Some months ago, I asked what was a phosphoester bond, because I didn't really understand the following picture and explanations provided in the "Molecular biology of the gene" from Watson, Baker, Bell and al. (7th edition).
The explanation is the following:
We can think of how the base is joined to 2'-deoxyribose by imagining the removal of a molecule of water between the hydroxyl on the 1' carbon of the sugar and the base to form a glycosidic bond (Fig. 4-2). The sugar and base alone are called a nucleoside. Likewise, we can imagine linking the phosphate to 2'-deoxyribose by removing a water molecule from between the phosphate and the hydroxyl on the 5' carbon to make a 5' phosphomonoester. Adding a phosphate (or more than one phosphate) to a nucleoside creates a nucleotide.

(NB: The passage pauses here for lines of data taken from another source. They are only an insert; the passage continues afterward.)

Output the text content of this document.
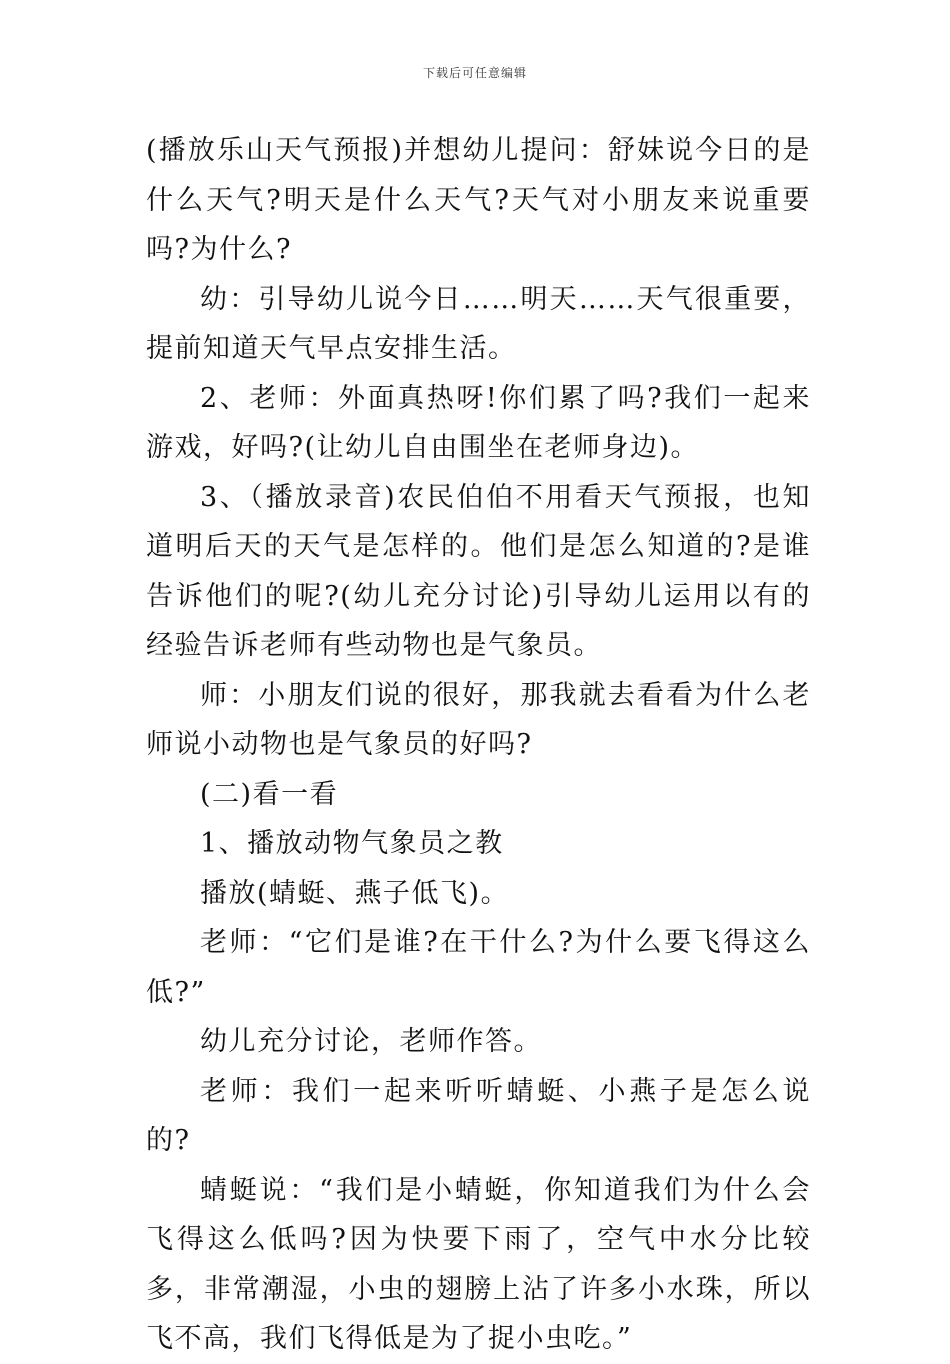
下载后可任意编辑

(播放乐山天气预报)并想幼儿提问：舒妹说今日的是什么天气?明天是什么天气?天气对小朋友来说重要吗?为什么?

幼：引导幼儿说今日……明天……天气很重要，提前知道天气早点安排生活。

2、老师：外面真热呀!你们累了吗?我们一起来游戏，好吗?(让幼儿自由围坐在老师身边)。

3、（播放录音)农民伯伯不用看天气预报，也知道明后天的天气是怎样的。他们是怎么知道的?是谁告诉他们的呢?(幼儿充分讨论)引导幼儿运用以有的经验告诉老师有些动物也是气象员。

师：小朋友们说的很好，那我就去看看为什么老师说小动物也是气象员的好吗?

(二)看一看

1、播放动物气象员之教

播放(蜻蜓、燕子低飞)。

老师：“它们是谁?在干什么?为什么要飞得这么低?”

幼儿充分讨论，老师作答。

老师：我们一起来听听蜻蜓、小燕子是怎么说的?

蜻蜓说：“我们是小蜻蜓，你知道我们为什么会飞得这么低吗?因为快要下雨了，空气中水分比较多，非常潮湿，小虫的翅膀上沾了许多小水珠，所以飞不高，我们飞得低是为了捉小虫吃。”
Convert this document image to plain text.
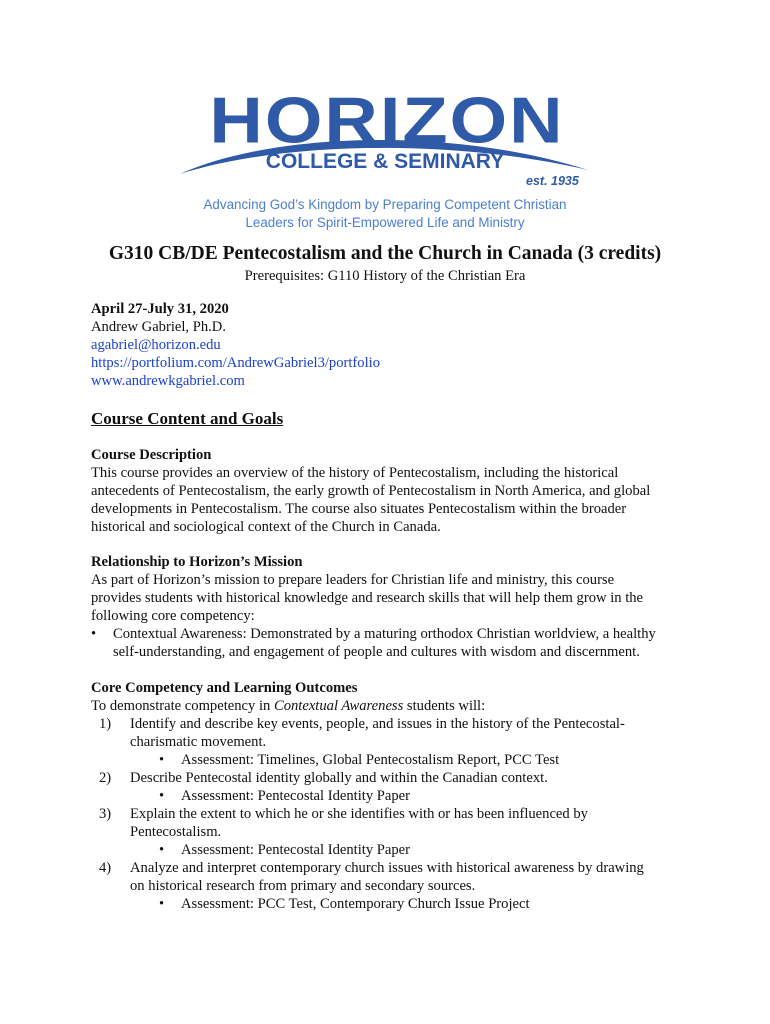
HORIZON
COLLEGE & SEMINARY
est. 1935
Advancing God’s Kingdom by Preparing Competent Christian
Leaders for Spirit-Empowered Life and Ministry
G310 CB/DE Pentecostalism and the Church in Canada (3 credits)
Prerequisites: G110 History of the Christian Era
April 27-July 31, 2020
Andrew Gabriel, Ph.D.
agabriel@horizon.edu
https://portfolium.com/AndrewGabriel3/portfolio
www.andrewkgabriel.com
Course Content and Goals

Course Description

This course provides an overview of the history of Pentecostalism, including the historical

antecedents of Pentecostalism, the early growth of Pentecostalism in North America, and global

developments in Pentecostalism. The course also situates Pentecostalism within the broader

historical and sociological context of the Church in Canada.

Relationship to Horizon’s Mission

As part of Horizon’s mission to prepare leaders for Christian life and ministry, this course

provides students with historical knowledge and research skills that will help them grow in the

following core competency:

• Contextual Awareness: Demonstrated by a maturing orthodox Christian worldview, a healthy
self-understanding, and engagement of people and cultures with wisdom and discernment.

Core Competency and Learning Outcomes

To demonstrate competency in Contextual Awareness students will:

1) Identify and describe key events, people, and issues in the history of the Pentecostal-
charismatic movement.
• Assessment: Timelines, Global Pentecostalism Report, PCC Test
2) Describe Pentecostal identity globally and within the Canadian context.
• Assessment: Pentecostal Identity Paper
3) Explain the extent to which he or she identifies with or has been influenced by
Pentecostalism.
• Assessment: Pentecostal Identity Paper
4) Analyze and interpret contemporary church issues with historical awareness by drawing
on historical research from primary and secondary sources.
• Assessment: PCC Test, Contemporary Church Issue Project
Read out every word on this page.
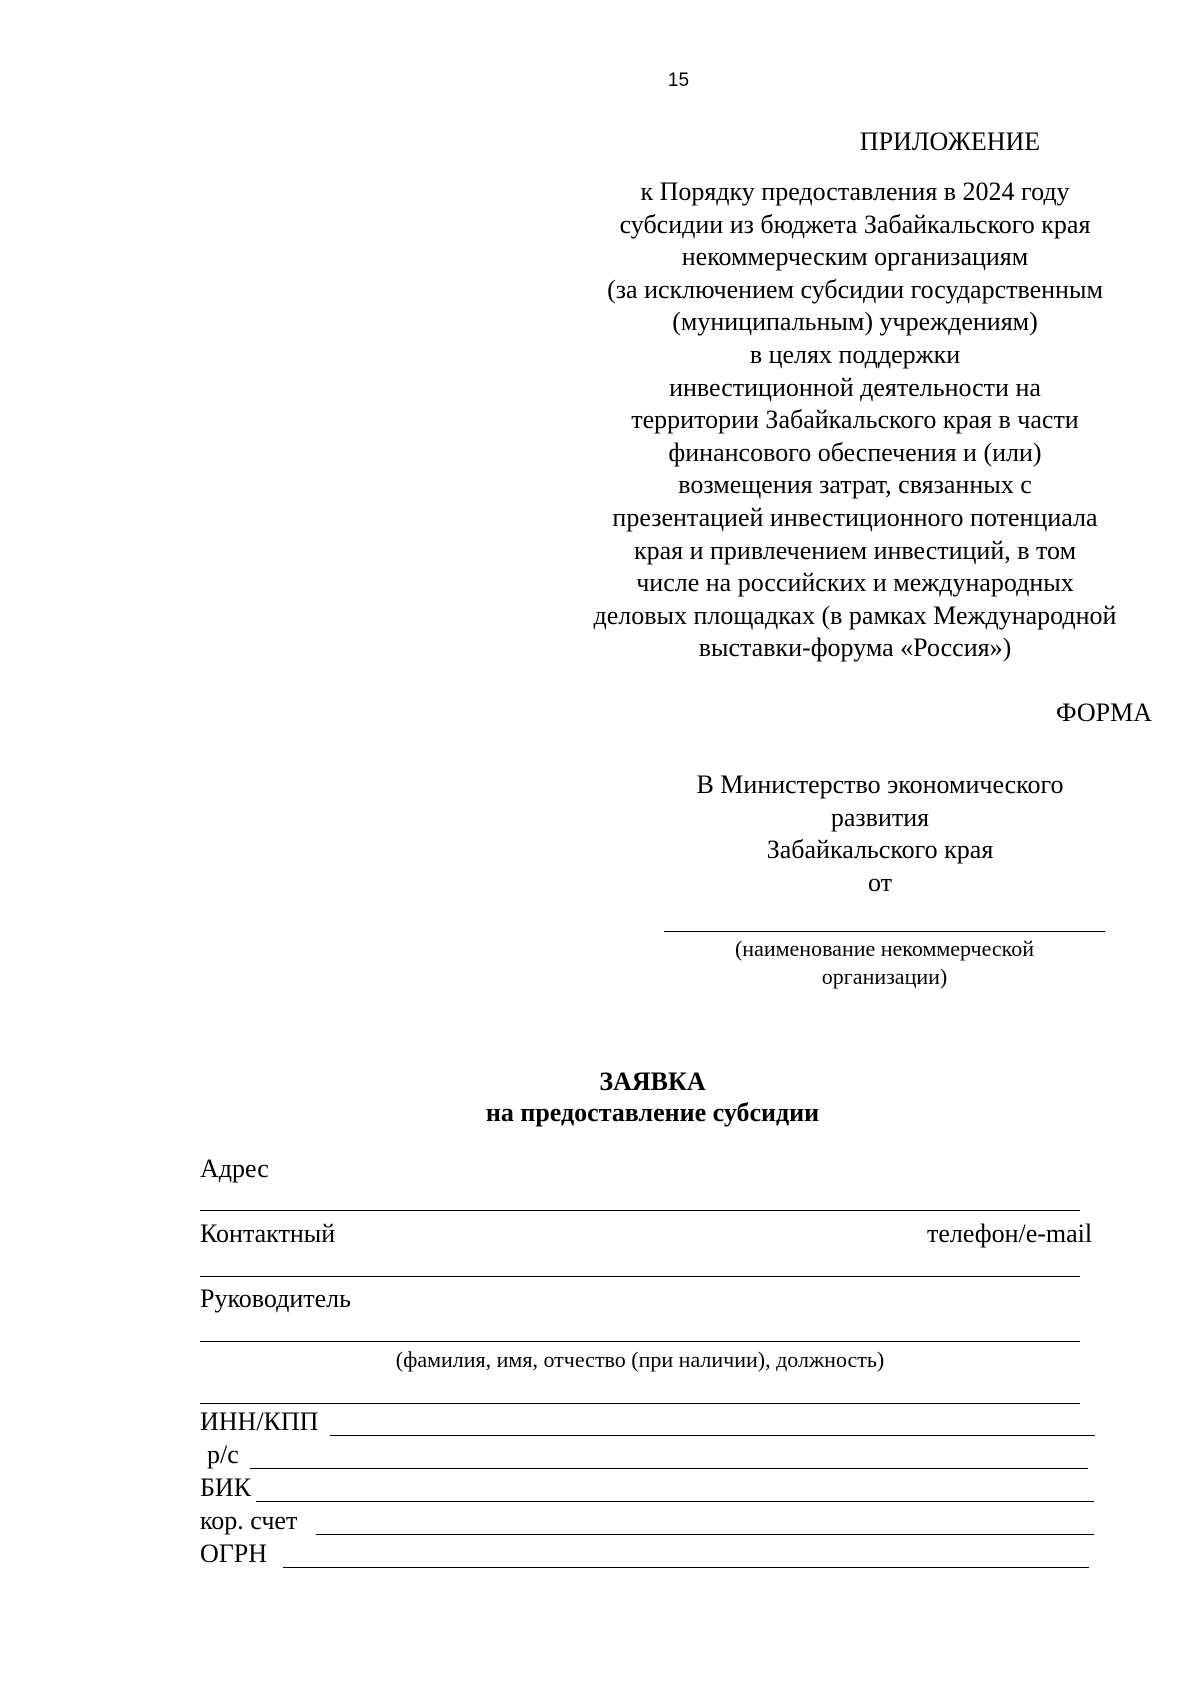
15
ПРИЛОЖЕНИЕ
к Порядку предоставления в 2024 году
субсидии из бюджета Забайкальского края
некоммерческим организациям
(за исключением субсидии государственным
(муниципальным) учреждениям)
в целях поддержки
инвестиционной деятельности на
территории Забайкальского края в части
финансового обеспечения и (или)
возмещения затрат, связанных с
презентацией инвестиционного потенциала
края и привлечением инвестиций, в том
числе на российских и международных
деловых площадках (в рамках Международной
выставки-форума «Россия»)
ФОРМА
В Министерство экономического
развития
Забайкальского края
от
(наименование некоммерческой
организации)
ЗАЯВКА
на предоставление субсидии
Адрес
Контактный	телефон/e-mail
Руководитель
(фамилия, имя, отчество (при наличии), должность)
ИНН/КПП
р/с
БИК
кор. счет
ОГРН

Thus, by making a glycosidic bond between the base and the sugar, and by making a phosphoester bond between the sugar and the phosphoric acid, we have created a nucleotide.
What I didn't understand months ago was, to resume, "why is the bond between the phosphate group and the 2'-deoxyribose called a phosphoester bond since the phosphoester bond (which is, by definition, a P-O bond) already exists before the bonding between the phosphate group and the sugar?"
While this question is still bothering me (I was not entirely satisfied with the answers I got back then, because the synthesis of a single strand of DNA is something which is probably different from the synthesis of nucleotides themselves), the question I'm asking myself right now is: "why do general biology books always talk about condensation reactions, while this article and this book do not mention it in the biosynthesis pathways of nucleotides?"
What I mean is: it seems like the biosynthesis of nucleotides is far more complicated than just being two condensation reactions. Furthermore, when I look at the 10th step of this picture (which comes from the article I mentioned above), I see a condensation reaction at the end of the pathway, but it does not occur where the book from Watson and al. suggests it should:
So, after months of wondering and researchs about all this, my final question about this is, as mentioned above:
Why do biology books always mention condensation reactions while, apparently, it doesn't have a lot to do with the manner in which the nucleotides are synthesized?